Emotional Intelligence (EQ)
The extent to which people are self-aware, can manage their emotions, motivate themselves, express empathy for others, and possess social skills.
The Five Components of EQ
- Self-awareness — recognizing your own emotions as they happen
- Emotion management — controlling impulses, regulating mood
- Self-motivation — channelling emotions toward goal pursuit
- Empathy — recognizing and responding to others’ emotions
- Social skills — managing relationships, building rapport, navigating conflict
Why EQ Matters Strategically
- 34% of hiring managers prioritize emotional intelligence in hiring decisions
- Emotionally intelligent employees communicate better, work better in teams, handle pressure more effectively
- EQ is trainable — unlike fixed personality traits, EQ can be developed through deliberate practice and feedback
Connection to leadership: EQ underlies most modern leadership approaches (transformational, charismatic, ethical). A leader with high IQ but low EQ frequently fails — they cannot build the trust and influence that leadership requires. See LeadershipApproaches.
How These Differences Interact with Motivation Theories
| Trait | Motivation Theory Most Affected |
|---|---|
| Locus of Control | Expectancy Theory (Effort→Performance link) |
| Self-Efficacy | Expectancy Theory (same link) |
| Authoritarianism | McGregor Theory X/Y (responds differently to each managerial style) |
| Machiavellianism | Equity Theory (frames “fairness” as instrumental, not moral) |
| Self-Esteem | Maslow’s Hierarchy (esteem needs operate differently) |
| Risk Propensity | Goal-Setting Theory (high-risk types need stretch goals; low-risk types need attainable ones) |
Cross-Course Connections
EmployeeBehaviour — these traits explain why employees produce performance, citizenship, or counterproductive behaviours MotivationTheories — individual differences are the moderator that determines which motivation theory applies to which person LeadershipApproaches — EQ is foundational to charismatic and transformational leadership; authoritarianism predicts response to autocratic vs. democratic styles PsychologicalContract — different personalities form different psychological contracts (Mach types treat the contract instrumentally; high-EQ types invest in the relationship) RiskPropensity — Ch6 framing of risk propensity at the manager level RecruitmentAndSelection — assessment centres and behaviour-based interviewing aim to surface these traits during hiring
Key Points for Exam/Study
- 6 personality traits to know: Locus of Control · Self-Efficacy · Authoritarianism · Machiavellianism · Self-Esteem · Risk Propensity
- Plus Emotional Intelligence (EQ) — 5 components, prioritized by 34% of hiring managers
- Internal vs.

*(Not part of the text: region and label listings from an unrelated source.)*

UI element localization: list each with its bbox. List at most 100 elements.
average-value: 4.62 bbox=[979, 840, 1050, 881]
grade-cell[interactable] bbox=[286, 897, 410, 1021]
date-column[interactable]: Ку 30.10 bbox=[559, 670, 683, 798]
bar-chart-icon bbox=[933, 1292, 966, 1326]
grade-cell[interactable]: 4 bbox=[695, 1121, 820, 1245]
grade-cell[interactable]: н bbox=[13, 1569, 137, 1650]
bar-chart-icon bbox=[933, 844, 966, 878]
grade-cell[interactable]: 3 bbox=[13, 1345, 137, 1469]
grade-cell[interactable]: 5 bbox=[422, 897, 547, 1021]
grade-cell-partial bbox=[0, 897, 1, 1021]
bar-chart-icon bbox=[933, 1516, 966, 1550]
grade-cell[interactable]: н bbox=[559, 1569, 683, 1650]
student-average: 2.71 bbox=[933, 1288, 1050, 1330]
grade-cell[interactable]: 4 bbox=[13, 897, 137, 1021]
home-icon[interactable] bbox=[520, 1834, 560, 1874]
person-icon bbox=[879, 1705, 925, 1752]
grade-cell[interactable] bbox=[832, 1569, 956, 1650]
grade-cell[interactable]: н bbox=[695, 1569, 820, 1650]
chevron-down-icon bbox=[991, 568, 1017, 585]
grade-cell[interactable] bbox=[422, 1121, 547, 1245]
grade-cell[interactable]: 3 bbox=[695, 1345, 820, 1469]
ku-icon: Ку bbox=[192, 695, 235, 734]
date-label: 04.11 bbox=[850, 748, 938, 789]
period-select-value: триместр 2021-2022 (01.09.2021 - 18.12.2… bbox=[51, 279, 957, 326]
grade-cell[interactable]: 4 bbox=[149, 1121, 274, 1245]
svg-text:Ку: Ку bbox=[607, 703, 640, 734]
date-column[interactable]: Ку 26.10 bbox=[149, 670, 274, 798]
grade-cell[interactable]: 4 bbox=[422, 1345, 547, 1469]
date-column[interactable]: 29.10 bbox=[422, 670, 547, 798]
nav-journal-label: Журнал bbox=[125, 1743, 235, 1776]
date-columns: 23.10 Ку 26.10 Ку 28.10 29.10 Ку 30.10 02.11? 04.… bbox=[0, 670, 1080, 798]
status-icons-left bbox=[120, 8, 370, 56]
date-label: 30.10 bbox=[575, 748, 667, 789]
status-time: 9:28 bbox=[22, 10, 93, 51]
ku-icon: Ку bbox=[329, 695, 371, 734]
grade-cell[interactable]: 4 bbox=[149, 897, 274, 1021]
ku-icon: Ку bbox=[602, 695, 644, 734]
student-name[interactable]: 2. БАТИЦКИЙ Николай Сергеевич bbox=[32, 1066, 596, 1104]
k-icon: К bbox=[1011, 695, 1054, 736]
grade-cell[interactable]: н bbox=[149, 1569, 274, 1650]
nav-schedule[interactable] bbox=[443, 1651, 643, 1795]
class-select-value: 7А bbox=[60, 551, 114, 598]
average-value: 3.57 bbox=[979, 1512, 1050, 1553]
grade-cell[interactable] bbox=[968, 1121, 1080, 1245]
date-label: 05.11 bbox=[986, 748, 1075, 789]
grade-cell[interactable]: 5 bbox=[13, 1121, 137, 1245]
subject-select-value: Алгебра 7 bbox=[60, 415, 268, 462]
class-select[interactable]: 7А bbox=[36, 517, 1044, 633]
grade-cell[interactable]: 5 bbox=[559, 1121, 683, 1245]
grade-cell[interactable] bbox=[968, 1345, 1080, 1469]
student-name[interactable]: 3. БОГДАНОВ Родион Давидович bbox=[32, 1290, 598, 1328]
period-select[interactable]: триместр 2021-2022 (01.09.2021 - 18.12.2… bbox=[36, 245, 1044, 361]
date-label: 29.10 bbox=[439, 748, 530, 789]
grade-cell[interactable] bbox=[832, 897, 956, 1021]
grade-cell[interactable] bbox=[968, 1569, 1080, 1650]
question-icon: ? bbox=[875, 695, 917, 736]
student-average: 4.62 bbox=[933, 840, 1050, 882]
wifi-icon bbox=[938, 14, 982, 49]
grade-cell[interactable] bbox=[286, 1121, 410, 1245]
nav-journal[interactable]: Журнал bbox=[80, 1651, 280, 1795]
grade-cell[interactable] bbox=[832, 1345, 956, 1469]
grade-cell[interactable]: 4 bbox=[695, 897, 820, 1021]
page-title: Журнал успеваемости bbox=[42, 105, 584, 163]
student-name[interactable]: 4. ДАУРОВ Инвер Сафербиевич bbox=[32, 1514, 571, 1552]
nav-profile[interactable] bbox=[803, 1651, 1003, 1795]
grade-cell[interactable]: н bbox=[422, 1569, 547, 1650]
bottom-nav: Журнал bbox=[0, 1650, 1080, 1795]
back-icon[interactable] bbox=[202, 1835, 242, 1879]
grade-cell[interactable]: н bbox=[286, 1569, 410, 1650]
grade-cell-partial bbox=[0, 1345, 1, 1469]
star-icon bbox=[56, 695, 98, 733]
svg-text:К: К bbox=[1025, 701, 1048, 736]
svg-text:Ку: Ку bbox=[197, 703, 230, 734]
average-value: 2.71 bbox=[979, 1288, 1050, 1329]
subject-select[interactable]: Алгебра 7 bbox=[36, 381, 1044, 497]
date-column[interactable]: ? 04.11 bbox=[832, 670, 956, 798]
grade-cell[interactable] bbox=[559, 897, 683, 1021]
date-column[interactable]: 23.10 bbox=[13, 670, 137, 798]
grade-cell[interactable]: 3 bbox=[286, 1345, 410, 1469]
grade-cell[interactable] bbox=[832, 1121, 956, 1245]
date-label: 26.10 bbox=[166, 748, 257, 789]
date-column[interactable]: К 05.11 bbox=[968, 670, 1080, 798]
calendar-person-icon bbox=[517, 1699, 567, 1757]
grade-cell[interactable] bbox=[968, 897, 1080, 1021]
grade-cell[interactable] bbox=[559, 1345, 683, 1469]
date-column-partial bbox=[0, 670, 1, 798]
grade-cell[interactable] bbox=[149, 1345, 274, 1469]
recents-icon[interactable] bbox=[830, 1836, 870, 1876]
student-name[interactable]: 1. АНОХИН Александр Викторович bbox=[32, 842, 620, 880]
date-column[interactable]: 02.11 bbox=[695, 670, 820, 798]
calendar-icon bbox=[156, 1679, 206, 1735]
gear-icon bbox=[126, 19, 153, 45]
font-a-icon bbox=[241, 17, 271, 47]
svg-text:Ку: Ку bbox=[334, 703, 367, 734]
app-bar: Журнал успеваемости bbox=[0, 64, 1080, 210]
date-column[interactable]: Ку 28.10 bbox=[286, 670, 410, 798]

External locus = “I control outcomes” vs. “Outcomes happen to me”
- Self-Efficacy ≠ Self-Esteem: efficacy is task-specific; esteem is global self-worth
- High Machiavellianism correlates with counterproductive behaviour — beware
- High authoritarianism = comfortable with hierarchy; Low = pushes back
- Risk Propensity: extremes are dangerous; right level is context-dependent
- EQ is trainable (unlike fixed personality) — this is exam-targetable
- These traits moderate which motivation theory applies to which employee
Open Questions
- If EQ is trainable, why don’t more firms train it as a core management competency?
- Is high Machiavellianism ever a competitive advantage, or is it always a long-term liability?